29. Mai 2021
Langenhorn

Sport und das Klima

Wie passen sie zusammen?

Dach

Das Hallendach der Sporthalle des Sportclub Alstertal-Langenhorn e.V. Eine Konstruktion nach neusten winddynamischen Methoden gestaltet ohne Dachdurchdringung Foto: Reckschwardt

LANGENHORN Viele Vereine verfügen mit ihren Sportstätten über große und ungenutzte Dachflächen. Der Sportclub Alstertal-Langenhorn e.V. wird zum Vorreiter im Bezirk Hamburg-Nord und nimmt nach intensiver Planung und Vorbereitung seine erste Photovoltaikanlage auf dem vereinseigenen Hallendach in Hamburg Fuhlsbüttel in Betrieb. Mit seinen 180 Solarmodulen und einer Leistung von 59kWp ist es ein Leuchtturmprojekt für den Verein und den Bezirk Hamburg-Nord.

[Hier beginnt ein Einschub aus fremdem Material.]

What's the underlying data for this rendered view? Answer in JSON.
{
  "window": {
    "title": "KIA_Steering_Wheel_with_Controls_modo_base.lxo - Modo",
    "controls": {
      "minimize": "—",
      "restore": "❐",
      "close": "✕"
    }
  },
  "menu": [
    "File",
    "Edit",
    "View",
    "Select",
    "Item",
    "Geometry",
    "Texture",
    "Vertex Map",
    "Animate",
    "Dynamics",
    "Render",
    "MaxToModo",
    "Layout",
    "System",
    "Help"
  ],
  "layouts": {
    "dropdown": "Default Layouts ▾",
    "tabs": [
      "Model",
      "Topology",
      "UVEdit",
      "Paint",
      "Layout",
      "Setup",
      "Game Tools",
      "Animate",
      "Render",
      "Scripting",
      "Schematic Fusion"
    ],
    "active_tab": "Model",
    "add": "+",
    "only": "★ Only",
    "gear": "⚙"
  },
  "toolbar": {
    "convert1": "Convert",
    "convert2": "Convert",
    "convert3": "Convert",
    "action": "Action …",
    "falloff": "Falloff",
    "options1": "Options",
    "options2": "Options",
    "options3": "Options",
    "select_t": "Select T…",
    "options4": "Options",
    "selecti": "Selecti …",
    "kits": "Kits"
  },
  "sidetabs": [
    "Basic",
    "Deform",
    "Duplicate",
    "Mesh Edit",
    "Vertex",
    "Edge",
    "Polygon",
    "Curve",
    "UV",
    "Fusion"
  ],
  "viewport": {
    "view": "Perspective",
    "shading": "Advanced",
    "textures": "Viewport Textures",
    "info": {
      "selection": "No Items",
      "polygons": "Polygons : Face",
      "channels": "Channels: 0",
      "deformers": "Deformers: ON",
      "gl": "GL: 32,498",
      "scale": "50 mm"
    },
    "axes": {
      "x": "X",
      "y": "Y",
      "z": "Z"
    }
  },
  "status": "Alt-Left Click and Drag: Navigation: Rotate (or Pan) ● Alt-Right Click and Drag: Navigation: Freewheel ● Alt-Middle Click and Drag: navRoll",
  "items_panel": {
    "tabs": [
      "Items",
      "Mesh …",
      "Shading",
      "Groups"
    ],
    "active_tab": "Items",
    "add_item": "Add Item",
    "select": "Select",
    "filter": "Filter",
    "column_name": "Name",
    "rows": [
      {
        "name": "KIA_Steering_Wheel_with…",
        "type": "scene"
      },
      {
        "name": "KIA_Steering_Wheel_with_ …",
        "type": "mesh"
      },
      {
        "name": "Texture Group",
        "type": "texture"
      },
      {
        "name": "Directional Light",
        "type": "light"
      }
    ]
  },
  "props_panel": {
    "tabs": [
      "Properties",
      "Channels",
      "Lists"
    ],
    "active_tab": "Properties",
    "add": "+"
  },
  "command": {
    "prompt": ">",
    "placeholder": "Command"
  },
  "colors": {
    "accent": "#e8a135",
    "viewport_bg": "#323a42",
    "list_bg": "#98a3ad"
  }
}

Der Großteil des erzeugten Stroms verbraucht der Sportverein selbst. Die in dem Gebäude ansässige Geschäftsstelle, der elektrische Reinigungsroboter und die Sporthallenbeleuchtung nutzen fortan den gewonnenen Strom. Der überschüssige Strom dient zukünftig dazu, den umgebauten Warmwasserspeicher zu erwärmen oder er wird eingespeist.

Absicherung gegen steigende Energiepreise

„Ich freue mich besonders über den Vorstoß des Sportclub Alstertal-Langenhorn e.V., Wirtschaftlichkeit mit Klima- und Umweltschutz zu verbinden. Mit der Photovoltaikanlage und der lokal erzeugten Energie kann sich der Verein nachhaltig gegen steigende Energiepreise absichern und einen substanziellen eigenen Beitrag zum Klimaschutz und zur Energiewende leisten. Sporthallen, die tagsüber durch Schul- und Vereinssport oder den Kitabetrieb genutzt werden, sind prädestiniert für Solarenergie“, sagt Tim Cramer, Stellvertretender Vorstandsvorsitzender und verantwortlich für die Planung sowie Umsetzung des Projektes beim Sportclub Alstertal-Langenhorn e.V.

Die Photovoltaikanlage erzeugt pro Jahr 56.000 kWh Strom und spart im Vergleich zum deutschen Strommix rund 25.000 kg CO2.